Date: Apr 26, 2019
Source: The Daily Star
Amnesty International slams Lebanon’s kafala system
Abby Sewell| The Daily Star
BEIRUT: Lebanon’s kafala sponsorship system has increased the risk that employees are subject to extensive violations, including sexual abuse and labor exploitation, Amnesty International has found.

The human rights watchdog’s report, released Wednesday, comes at the same time as a new campaign to reform the country’s legal framework for migrant domestic workers.

Amnesty researchers interviewed 32 women who came to Lebanon as migrant workers from Ethiopia, Sri Lanka, the Philippines, Madagascar and Ivory Coast. Under Lebanese law, the residency of foreign workers is tied to the sponsorship of their Lebanese employers, and they are not subject to many of the protections of Lebanese labor law.

The system has long been decried by advocates as opening the door to abuse. The Amnesty report drew the same conclusion, calling for an overhaul of the “inherently abusive migration sponsorship system, which increases their risk of suffering labor exploitation, forced labor and trafficking and leaves them with little prospect of obtaining redress.”

The release of the report comes amid promises of reform from top officials. Labor Minister Camille Abousleiman last month announced the creation of a committee to reform the labor law and “break” the country’s kafala system.

Six of the women interviewed by Amnesty reported that they had experienced physical abuse, “such as their employer slapping, beating or choking them, pulling their hair and hitting their head against the wall.” One woman said she had been a victim of sexual abuse. Others said their employers had called them insulting names, such as “hmara” (donkey), or imposed humiliating rules such as not being allowed to sit on the couch “because I would pass on my bacteria.”

A majority of the women interviewed said they had been required to work more than 10 hours a day, the maximum number of hours they should work under the Standard Employment Contract for domestic workers, and some reported working 18 or 19 hours a day.

Fourteen of them said they were also denied their weekly day off.

Some of the women also reported that their employer had withheld their first two or three months of wages to compensate for the fees paid to recruitment agencies, paid them late or paid a lower wage than had been specified in their contracts.

A majority of the workers also reported that their employers took their passports away, and 10 of them said that their employers did not allow them to leave the house unaccompanied, sometimes going as far as to lock them in.

Many of the women also said they had been denied medical care - for instance, being given the painkiller Panadol instead of being allowed to see a doctor when they complained of pain or health issues.

A number of the women reported suicidal thoughts or attempts related to their living conditions.

Mary, an Ethiopian worker whose real name was not disclosed, told researchers, “I stayed in this house for one year. I was crying every day. I tried to kill myself three times that year. Their house is my prison. ... I lost parts of my mind after this.”

None of the women interviewed had reported abuse or violations such as withheld salaries to Lebanese authorities, according to the report.

Some feared that if they reported abusive former employers, they themselves would be arrested and deported for residency violations, such as having left the employment of their sponsor without consent.

Amnesty researchers said that none of the women were aware of a hotline that was set up by the Labor Ministry in 2015 for domestic workers to report mistreatment.

However, the report also noted that it was not clear the hotline was even functioning - the ministry did not provide figures on the number of calls received, and Amnesty staff tried calling the number 12 separate times on four different days without ever receiving an answer.

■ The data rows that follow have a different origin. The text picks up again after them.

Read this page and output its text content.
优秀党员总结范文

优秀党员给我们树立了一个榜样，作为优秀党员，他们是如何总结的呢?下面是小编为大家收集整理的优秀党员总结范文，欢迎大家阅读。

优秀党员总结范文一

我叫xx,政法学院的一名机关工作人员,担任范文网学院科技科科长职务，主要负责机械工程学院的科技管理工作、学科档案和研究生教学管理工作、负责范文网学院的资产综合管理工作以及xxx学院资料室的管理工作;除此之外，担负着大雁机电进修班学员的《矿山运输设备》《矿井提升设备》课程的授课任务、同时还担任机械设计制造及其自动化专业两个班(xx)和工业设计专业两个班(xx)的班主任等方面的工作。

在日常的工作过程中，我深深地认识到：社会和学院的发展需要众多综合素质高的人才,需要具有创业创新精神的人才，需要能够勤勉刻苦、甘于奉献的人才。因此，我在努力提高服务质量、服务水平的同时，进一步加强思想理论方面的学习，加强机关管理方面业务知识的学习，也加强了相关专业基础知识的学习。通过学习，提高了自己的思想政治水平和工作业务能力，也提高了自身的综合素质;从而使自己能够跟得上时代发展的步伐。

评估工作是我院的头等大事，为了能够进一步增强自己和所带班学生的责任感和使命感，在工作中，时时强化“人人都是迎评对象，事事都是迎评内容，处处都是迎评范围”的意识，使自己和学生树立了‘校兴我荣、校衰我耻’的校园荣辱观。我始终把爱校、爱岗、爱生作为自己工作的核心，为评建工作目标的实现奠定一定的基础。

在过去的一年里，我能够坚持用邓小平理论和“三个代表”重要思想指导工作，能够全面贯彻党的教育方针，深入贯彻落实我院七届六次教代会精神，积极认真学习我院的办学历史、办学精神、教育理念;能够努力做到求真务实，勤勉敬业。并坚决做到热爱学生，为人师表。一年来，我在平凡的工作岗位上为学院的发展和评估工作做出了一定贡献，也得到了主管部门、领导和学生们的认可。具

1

In a written response to the Amnesty findings sent April 18, Abousleiman said the ministry was in the process of fully activating the hotline, and committed to broader reforms in the system.

“It is my and the Labor Ministry’s priority to foster a more tolerant, humanitarian approach to dealings with migrant domestic workers in Lebanon, keeping in mind the lack of balance in bargaining positions between employers and migrant domestic workers,” he wrote.

Abousleiman said his ministry had prepared a draft law that aimed to protect domestic workers, and had recommended the formation of a task force, which would include Amnesty, that would recommend reforms to the kafala system.

Later Wednesday evening, at an event marking the launch of the campaign, Farah Salka of the Anti-Racism Movement, a group advocating for migrant workers’ rights, said the kafala system needed to be ended, not merely reformed.

“Hopefully the changes they [government leaders] are promising will not be just plasters but will be real changes,” Salka said.

A number of migrant workers shared their own stories at the event.

Several women said recruiters had given them false information about the jobs they would be doing and the working conditions before they came to Lebanon.

One of them, an Ethiopian woman who came to Lebanon in 2011, said she had been told she would be working in an office as a secretary.

Upon her arrival at the Beirut airport, a woman took her passport, and she found that she would actually be a domestic worker.

She said she felt helpless to do anything about it.

“What can I do if I don’t have money and don’t have my passport?” she said. “If I ran away, they would have put me in jail and sent me back to Ethiopia.” Under the kafala system, she said, “They think that we’re not human.”